Homelessness causes illnesses and makes existing mental and physical illnesses worse, leading to expensive treatment and medical services. Permanent supportive housing improves physical and mental health, which reduces the need for these services, particularly expensive inpatient mental health care and hospitalization.
Permanent supportive housing helps tenants increase their incomes, work more, get arrested less, make more progress toward recovery, and become more active and productive members of their communities.
New York, NY
In New York City, each unit of permanent supportive housing saved $16,282 per year in public costs for shelter, health care, mental health, and criminal justice. The savings alone offset nearly all of the $17,277 cost of the supportive housing.

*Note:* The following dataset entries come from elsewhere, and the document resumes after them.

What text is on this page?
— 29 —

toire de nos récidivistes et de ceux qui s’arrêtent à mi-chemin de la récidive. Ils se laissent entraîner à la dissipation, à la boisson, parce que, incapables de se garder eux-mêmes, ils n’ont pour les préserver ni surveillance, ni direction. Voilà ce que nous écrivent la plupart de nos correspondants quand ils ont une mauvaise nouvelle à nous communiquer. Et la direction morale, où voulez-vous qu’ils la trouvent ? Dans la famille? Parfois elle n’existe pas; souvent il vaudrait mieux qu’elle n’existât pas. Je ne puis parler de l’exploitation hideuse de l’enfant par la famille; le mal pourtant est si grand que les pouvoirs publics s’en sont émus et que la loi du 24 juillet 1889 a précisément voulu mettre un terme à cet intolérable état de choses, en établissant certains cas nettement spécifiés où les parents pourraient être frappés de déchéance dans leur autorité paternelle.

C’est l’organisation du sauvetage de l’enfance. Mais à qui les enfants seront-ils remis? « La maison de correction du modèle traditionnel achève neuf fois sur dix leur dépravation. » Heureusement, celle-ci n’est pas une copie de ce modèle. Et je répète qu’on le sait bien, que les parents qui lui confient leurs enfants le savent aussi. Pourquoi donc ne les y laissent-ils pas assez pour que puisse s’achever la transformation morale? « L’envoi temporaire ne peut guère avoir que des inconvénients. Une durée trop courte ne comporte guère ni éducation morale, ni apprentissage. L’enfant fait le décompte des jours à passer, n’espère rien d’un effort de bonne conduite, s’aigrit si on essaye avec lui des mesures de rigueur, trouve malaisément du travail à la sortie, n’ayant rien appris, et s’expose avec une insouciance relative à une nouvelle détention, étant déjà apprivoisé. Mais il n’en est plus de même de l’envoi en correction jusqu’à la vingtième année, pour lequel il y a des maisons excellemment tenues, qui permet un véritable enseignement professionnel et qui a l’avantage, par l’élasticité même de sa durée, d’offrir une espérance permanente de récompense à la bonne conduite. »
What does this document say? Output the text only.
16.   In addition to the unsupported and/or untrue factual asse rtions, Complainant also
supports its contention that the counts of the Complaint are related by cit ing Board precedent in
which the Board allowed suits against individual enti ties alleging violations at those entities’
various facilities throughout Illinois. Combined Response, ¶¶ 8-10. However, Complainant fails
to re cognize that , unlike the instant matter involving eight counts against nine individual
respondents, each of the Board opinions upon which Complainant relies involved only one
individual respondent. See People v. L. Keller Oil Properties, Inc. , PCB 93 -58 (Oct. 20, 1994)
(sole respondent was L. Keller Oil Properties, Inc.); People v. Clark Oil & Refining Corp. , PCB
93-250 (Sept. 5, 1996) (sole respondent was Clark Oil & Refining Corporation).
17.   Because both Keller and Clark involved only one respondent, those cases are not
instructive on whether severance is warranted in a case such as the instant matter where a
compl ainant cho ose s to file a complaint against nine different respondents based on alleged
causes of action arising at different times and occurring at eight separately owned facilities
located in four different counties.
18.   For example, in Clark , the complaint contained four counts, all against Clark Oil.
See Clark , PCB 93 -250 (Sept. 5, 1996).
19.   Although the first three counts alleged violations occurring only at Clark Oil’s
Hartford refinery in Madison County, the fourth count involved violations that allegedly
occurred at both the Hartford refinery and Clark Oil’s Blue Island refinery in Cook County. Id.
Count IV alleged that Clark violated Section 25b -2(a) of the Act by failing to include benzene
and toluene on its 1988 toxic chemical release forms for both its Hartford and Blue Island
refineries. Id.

The Denver Housing First Collaborative targets people who have been homeless for long periods of time, many of whom live on the streets, and moves them into permanent housing. The program reduced the public cost of services (health, mental health, substance abuse, shelter, and incarceration) by $15,773 per person per year, more than offsetting the $13,400 annual cost of the supportive housing.
Portland’s Community Engagement Program provides housing and intensive services to homeless individuals with mental illness and addictions. The program reduced the cost of health care and incarcerations from $42,075 to $17,199. The investment in services and housing during the first year of enrollment was averaged to approximately $9,870. This represents a 35.7% ($15,006 per person) annual cost saving for the first year following enrollment in CEP.